Living Lives of Our own By James Reed
Lives of Our Own (Createspace, 2017), is a brilliant new book by leading social credit theorist and philosopher, M. Oliver Heydorn. The subtitle of the book aptly sums up what this treatise is about: Social Credit, Catholicism, and a Distributist Social Order.
The tone of the book is set with an epigraph from Hilaire Belloc, published in 1934, expressing his support for the rationality and morality of the social credit agenda, of overcoming restricted purchasing power, freeing people from wage-slavery, and ensuring that people are “to be fully fed, well housed, well clothed and given manifold opportunity for the enjoyment of life.” This is no longer a truism, because our world of 2017 is quickly approaching that of the Great Depression era, with record numbers of homeless and unemployed.
This social ill is giving new life to communism and socialism, at least on university campuses, with commo students celebrating the Russian revolution centenary, along with their usual activities of promoting every politically correct agenda imaginable. Dr Heydorn sets out from page one of his book, to explain that the social ills noticed, and manipulated by the commos are real, but their solution, namely collective/state ownership of the means of production, has been conclusively shown to be flawed, and leading to even worse problems that those generated by capitalism. It throws workers from the frying pan, right into the furnace.
Distributism is not socialism, any more than any concern with preserving one’s race is necessarily, “Nazism.” Indeed, the distributists thought that workers should share in the profits of their productive activities, but in a decentralised way. Social credit shared the same economic democratic philosophy, that by various changes to the financial system, people would become shareholders in the nation’s productive capacity, and by virtue of the national dividend, no longer be mere wage slaves. This, in essence totally undercuts the Critique of ‘capitalism made by communist theorist Karl Marx.
Heydorn carefully explains the main differences between distributism and social credit, which is that the former is primarily concerned with distributing a direct ownership in the productive agencies, while social credit goes further and looks at the fundamental working of the financial system, and seeks to distribute a beneficial ownership in the real capital and productive forces of a nation, based on the national dividend, dividend-paying shares. The classical distributists, including greats such as G. K. Chesterton, did not deal extensively with the issue of how to directly distribute the ownership of financial credit.
Heydorn’s purpose in his treatise then, is to outline common points and differences between classical distributism and social credit. In the light of his previous works, he also seeks to find paths that are common with Catholic thought and philosophy on the issues of real economic and financial justice.
Cutting to the chase, spoiler alert, Heydorn shows at length how, although distributism has its heart in the right philosophical place, it is lacking in technical solutions to many of today’s challenges, such as technological unemployment arising from the rise of the robots and intelligent and expert systems. Social credit goes beyond distributism, in uniting citizenship, people as valuable political agents rather than mere meat machines, with the productive property of capitalism.

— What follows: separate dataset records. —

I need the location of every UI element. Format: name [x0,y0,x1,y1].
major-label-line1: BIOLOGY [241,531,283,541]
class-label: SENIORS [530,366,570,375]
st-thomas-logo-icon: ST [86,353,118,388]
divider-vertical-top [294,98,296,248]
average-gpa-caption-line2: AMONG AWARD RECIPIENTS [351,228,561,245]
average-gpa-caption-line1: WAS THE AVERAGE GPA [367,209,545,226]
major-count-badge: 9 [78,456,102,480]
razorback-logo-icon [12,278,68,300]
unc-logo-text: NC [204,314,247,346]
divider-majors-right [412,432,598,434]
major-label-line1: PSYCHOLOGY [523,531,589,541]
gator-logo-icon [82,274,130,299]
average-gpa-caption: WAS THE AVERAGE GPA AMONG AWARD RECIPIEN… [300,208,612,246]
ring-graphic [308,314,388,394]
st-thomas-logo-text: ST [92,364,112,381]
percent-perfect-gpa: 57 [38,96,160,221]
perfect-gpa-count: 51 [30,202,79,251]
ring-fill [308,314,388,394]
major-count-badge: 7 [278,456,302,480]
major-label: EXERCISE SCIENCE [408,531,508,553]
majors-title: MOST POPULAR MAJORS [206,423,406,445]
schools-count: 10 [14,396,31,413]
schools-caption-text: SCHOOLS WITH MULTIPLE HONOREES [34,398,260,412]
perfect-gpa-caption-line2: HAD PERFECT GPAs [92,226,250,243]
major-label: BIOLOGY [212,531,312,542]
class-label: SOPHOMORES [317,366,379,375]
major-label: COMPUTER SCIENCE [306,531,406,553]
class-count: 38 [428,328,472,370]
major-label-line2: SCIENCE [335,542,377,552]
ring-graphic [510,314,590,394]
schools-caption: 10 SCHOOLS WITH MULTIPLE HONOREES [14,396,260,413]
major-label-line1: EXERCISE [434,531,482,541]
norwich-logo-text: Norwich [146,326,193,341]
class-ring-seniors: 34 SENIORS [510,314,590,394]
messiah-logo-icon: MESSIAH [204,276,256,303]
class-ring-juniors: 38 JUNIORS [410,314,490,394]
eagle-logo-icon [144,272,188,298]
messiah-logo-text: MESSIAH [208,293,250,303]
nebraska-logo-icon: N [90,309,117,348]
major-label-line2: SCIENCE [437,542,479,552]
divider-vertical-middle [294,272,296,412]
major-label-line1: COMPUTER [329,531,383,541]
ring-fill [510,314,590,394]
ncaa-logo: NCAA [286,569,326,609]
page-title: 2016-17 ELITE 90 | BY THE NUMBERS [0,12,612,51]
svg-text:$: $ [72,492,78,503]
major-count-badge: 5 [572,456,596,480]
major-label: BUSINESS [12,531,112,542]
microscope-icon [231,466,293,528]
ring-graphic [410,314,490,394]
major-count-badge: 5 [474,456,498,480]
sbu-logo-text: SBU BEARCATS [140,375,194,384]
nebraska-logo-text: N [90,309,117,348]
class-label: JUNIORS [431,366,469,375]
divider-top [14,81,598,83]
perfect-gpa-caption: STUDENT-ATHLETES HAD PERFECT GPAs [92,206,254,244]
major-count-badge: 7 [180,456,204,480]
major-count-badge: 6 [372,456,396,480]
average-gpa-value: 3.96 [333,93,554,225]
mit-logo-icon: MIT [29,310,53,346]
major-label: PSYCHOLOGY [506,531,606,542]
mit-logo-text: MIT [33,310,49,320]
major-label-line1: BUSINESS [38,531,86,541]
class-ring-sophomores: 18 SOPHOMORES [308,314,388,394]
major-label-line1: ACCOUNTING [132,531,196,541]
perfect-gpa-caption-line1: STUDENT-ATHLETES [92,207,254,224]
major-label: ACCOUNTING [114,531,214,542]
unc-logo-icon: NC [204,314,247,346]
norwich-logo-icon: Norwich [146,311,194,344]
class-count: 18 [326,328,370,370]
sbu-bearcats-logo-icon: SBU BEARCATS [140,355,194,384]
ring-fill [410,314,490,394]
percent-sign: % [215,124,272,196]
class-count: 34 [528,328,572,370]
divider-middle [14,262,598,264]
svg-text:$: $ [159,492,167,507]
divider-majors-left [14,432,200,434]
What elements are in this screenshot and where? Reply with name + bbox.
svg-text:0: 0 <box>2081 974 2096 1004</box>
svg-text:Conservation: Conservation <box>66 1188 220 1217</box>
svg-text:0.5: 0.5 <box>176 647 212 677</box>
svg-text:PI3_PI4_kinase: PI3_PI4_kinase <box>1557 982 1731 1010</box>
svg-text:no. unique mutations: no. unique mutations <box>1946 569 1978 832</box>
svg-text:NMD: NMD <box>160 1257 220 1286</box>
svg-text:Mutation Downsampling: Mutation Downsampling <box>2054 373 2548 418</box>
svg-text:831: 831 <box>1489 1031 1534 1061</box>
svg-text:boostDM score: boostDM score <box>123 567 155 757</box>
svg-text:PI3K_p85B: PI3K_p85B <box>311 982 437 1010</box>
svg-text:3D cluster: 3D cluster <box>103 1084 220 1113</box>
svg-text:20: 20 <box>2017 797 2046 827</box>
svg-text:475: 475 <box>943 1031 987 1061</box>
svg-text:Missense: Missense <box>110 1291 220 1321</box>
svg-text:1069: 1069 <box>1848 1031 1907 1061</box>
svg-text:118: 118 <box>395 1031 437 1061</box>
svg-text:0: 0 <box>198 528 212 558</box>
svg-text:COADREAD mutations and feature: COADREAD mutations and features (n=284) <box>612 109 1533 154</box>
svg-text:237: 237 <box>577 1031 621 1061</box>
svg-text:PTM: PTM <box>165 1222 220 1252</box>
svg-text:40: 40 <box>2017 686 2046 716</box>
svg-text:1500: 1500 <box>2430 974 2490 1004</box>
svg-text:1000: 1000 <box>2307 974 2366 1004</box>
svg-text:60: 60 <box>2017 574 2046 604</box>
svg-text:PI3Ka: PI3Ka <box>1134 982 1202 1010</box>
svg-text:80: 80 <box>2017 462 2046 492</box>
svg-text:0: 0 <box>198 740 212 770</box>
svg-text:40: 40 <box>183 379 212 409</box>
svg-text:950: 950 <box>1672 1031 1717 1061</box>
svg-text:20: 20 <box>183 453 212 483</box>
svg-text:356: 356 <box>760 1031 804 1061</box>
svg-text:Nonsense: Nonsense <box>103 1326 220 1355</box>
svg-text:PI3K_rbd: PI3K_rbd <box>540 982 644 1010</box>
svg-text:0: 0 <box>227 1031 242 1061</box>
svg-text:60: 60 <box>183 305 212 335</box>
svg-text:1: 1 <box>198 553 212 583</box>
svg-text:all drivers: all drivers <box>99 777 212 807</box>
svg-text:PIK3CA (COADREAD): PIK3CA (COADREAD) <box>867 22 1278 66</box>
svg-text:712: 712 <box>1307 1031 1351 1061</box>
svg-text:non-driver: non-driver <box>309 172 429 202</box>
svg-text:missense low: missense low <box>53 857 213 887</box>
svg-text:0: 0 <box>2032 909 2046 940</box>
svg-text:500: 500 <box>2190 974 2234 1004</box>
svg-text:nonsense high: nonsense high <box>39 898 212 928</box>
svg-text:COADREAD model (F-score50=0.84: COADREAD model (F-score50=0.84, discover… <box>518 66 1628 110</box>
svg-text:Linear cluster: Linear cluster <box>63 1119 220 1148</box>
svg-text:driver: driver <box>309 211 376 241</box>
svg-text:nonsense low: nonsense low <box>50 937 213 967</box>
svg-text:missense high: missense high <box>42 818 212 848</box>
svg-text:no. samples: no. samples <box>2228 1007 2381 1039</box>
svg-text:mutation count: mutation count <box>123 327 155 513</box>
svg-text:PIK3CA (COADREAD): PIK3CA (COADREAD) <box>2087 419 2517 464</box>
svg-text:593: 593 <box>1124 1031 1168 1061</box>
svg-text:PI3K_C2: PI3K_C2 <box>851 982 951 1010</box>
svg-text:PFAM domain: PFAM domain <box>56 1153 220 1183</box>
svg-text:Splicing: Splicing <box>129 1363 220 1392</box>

Social credit is thus, a form of distributism with a little “d,” believing in the need for a more equitable distribution of private productive property, but for the reasons detailed above, and expanded upon in his book, it is not strictly a classical distributism, with a big “D.”
Apart from the economic and financial material, Heydorn goes into some depth about how social credit principles are completely consistent with Catholic philosophy, such as the demands that the natural law makes upon economic reality. Catholic principles guiding any economy include the dignity of the human person, the common good (loving one’s neighbour as oneself), subsidiarity (to decentralises power as much as possible), and solidarity (people are interdependent). It can be argued, I believe, that all of these principles transcend Catholic thought, and are to be found in Protestantism as well, being core parts of Christian ethics. There are plenty of examples of these principles in the work of social credit founding father, Major Douglas, too. Chapter 3 of Heydorn’s book gives a very good summary of social credit, informed by these principle.
To take from chapter 4 the apt phrase, “The Fellowship of the Sane,” social credit attempts to restore sanity to a economic and financial world which is basically mad, as he detailed in chapter 1, “An Economy in Crisis.” Lives of Our Own, is therefore strongly recommended for all of those seeking a solution to most of our outstanding social problems, which have an economic/financial aspect to them. This is another fine work by a leading social credit intellectual, and we are fortune to have a young man with such talent working on the side of the angels.